Results in the present study differed from the reported effects of taxol on CNS regeneration. Taxol has been shown to facilitate axonal regeneration in the CNS after spinal cord injury by decreasing scar formation and enhancing intrinsic axonal growth. This is because taxol can moderately stabilize the microtubules which may counteract various cellular processes that prevent axon regeneration. Unlike the axons of the peripheral nervous system (PNS), which have the capacity to regenerate, central nervous axons form retraction bulbs at their tips after injury, and do not regrow. Normally, this retraction bulb has disorganized microtubules, but application of taxol after central nervous injury interferes with the formation of retraction bulbs.
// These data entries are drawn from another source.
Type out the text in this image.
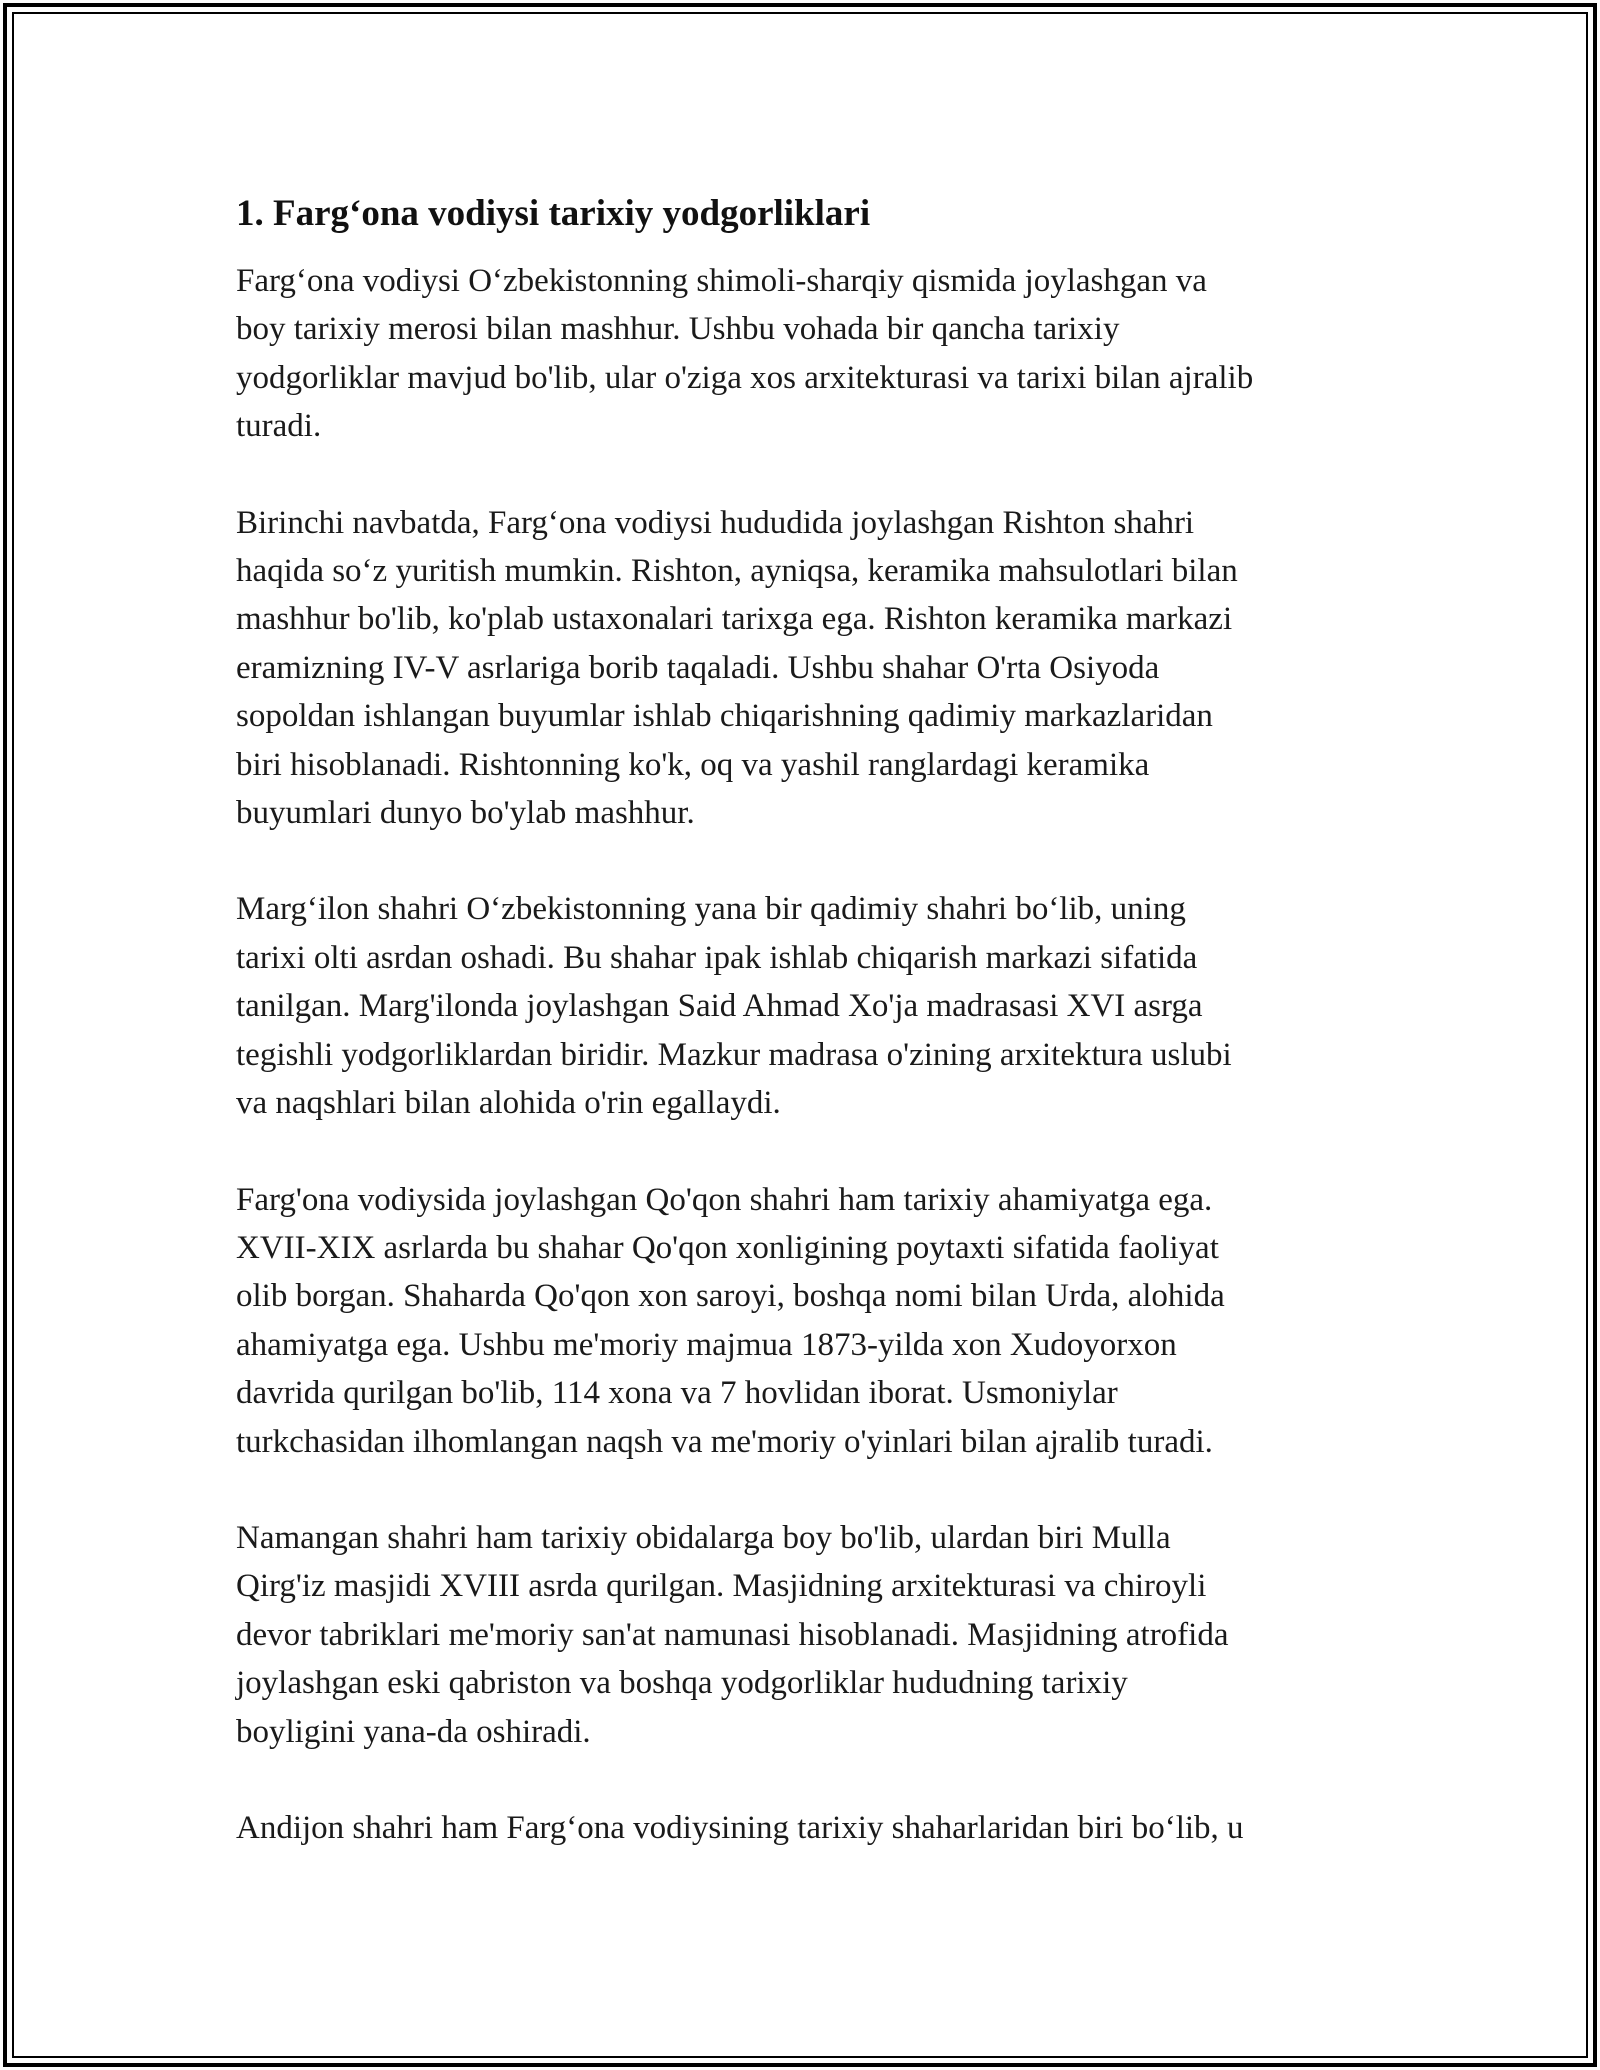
1. Farg‘ona vodiysi tarixiy yodgorliklari

Farg‘ona vodiysi O‘zbekistonning shimoli-sharqiy qismida joylashgan va
boy tarixiy merosi bilan mashhur. Ushbu vohada bir qancha tarixiy
yodgorliklar mavjud bo'lib, ular o'ziga xos arxitekturasi va tarixi bilan ajralib
turadi.

Birinchi navbatda, Farg‘ona vodiysi hududida joylashgan Rishton shahri
haqida so‘z yuritish mumkin. Rishton, ayniqsa, keramika mahsulotlari bilan
mashhur bo'lib, ko'plab ustaxonalari tarixga ega. Rishton keramika markazi
eramizning IV-V asrlariga borib taqaladi. Ushbu shahar O'rta Osiyoda
sopoldan ishlangan buyumlar ishlab chiqarishning qadimiy markazlaridan
biri hisoblanadi. Rishtonning ko'k, oq va yashil ranglardagi keramika
buyumlari dunyo bo'ylab mashhur.

Marg‘ilon shahri O‘zbekistonning yana bir qadimiy shahri bo‘lib, uning
tarixi olti asrdan oshadi. Bu shahar ipak ishlab chiqarish markazi sifatida
tanilgan. Marg'ilonda joylashgan Said Ahmad Xo'ja madrasasi XVI asrga
tegishli yodgorliklardan biridir. Mazkur madrasa o'zining arxitektura uslubi
va naqshlari bilan alohida o'rin egallaydi.

Farg'ona vodiysida joylashgan Qo'qon shahri ham tarixiy ahamiyatga ega.
XVII-XIX asrlarda bu shahar Qo'qon xonligining poytaxti sifatida faoliyat
olib borgan. Shaharda Qo'qon xon saroyi, boshqa nomi bilan Urda, alohida
ahamiyatga ega. Ushbu me'moriy majmua 1873-yilda xon Xudoyorxon
davrida qurilgan bo'lib, 114 xona va 7 hovlidan iborat. Usmoniylar
turkchasidan ilhomlangan naqsh va me'moriy o'yinlari bilan ajralib turadi.

Namangan shahri ham tarixiy obidalarga boy bo'lib, ulardan biri Mulla
Qirg'iz masjidi XVIII asrda qurilgan. Masjidning arxitekturasi va chiroyli
devor tabriklari me'moriy san'at namunasi hisoblanadi. Masjidning atrofida
joylashgan eski qabriston va boshqa yodgorliklar hududning tarixiy
boyligini yana-da oshiradi.

Andijon shahri ham Farg‘ona vodiysining tarixiy shaharlaridan biri bo‘lib, u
This causes microtubules in these axonal endings to become parallel and bundled, and no longer be disorganized17. Thus, taxol has been reported to offer a multi-targeted therapy for spinal cord injury8. All of these findings show that the dynamic properties of microtubules are critically important to axonal growth and regeneration18.

The inflammatory response that accompanies neural injury involves multiple cell types and effector molecules with either positive or negative effects. Inflammation is essential for normal regeneration in the peripheral nervous system, induction of inflammation within dorsal root ganglia, when combined with other treatments, enables peripheral sensory neurons to regenerate axons into the spinal cord. However, inflammation also has negative effects that impede recovery. In light of the importance of inflammation for neural repair, it is important to identify the specific cell types and molecules responsible for the positive and negative effects of inflammation and to develop treatments that tip the balance to favor repair19. Successful PNS regeneration relies on both injured axons and non-neuronal cells such as immune cells, especially the macrophages. Upon nerve injury, macrophages infiltrate the injury sites. Here, they not only contribute to Wallerian degeneration but are also polarized to an anti-inflammatory phenotype as a result of the influence of the local microenvironment, contributing to axonal regeneration20. Apart from their role in removing myelin debris from the degeneration process, the macrophages and their released cytokine interleukin-1β could also stimulate the secretion of various growth factors in dissected nerve segments, which could exert neurotrophic effects on regenerating nerve fibres21,22,23. In the present study, macrophage infiltration density was significantly decreased in the distal sciatic nerve after injury in the taxol-treated (2 and 6 mg/kg) groups. This may cause a delay in Wallerian degeneration accompanied with less secretion of neurotrophic factors, resulting in impaired nerve regeneration.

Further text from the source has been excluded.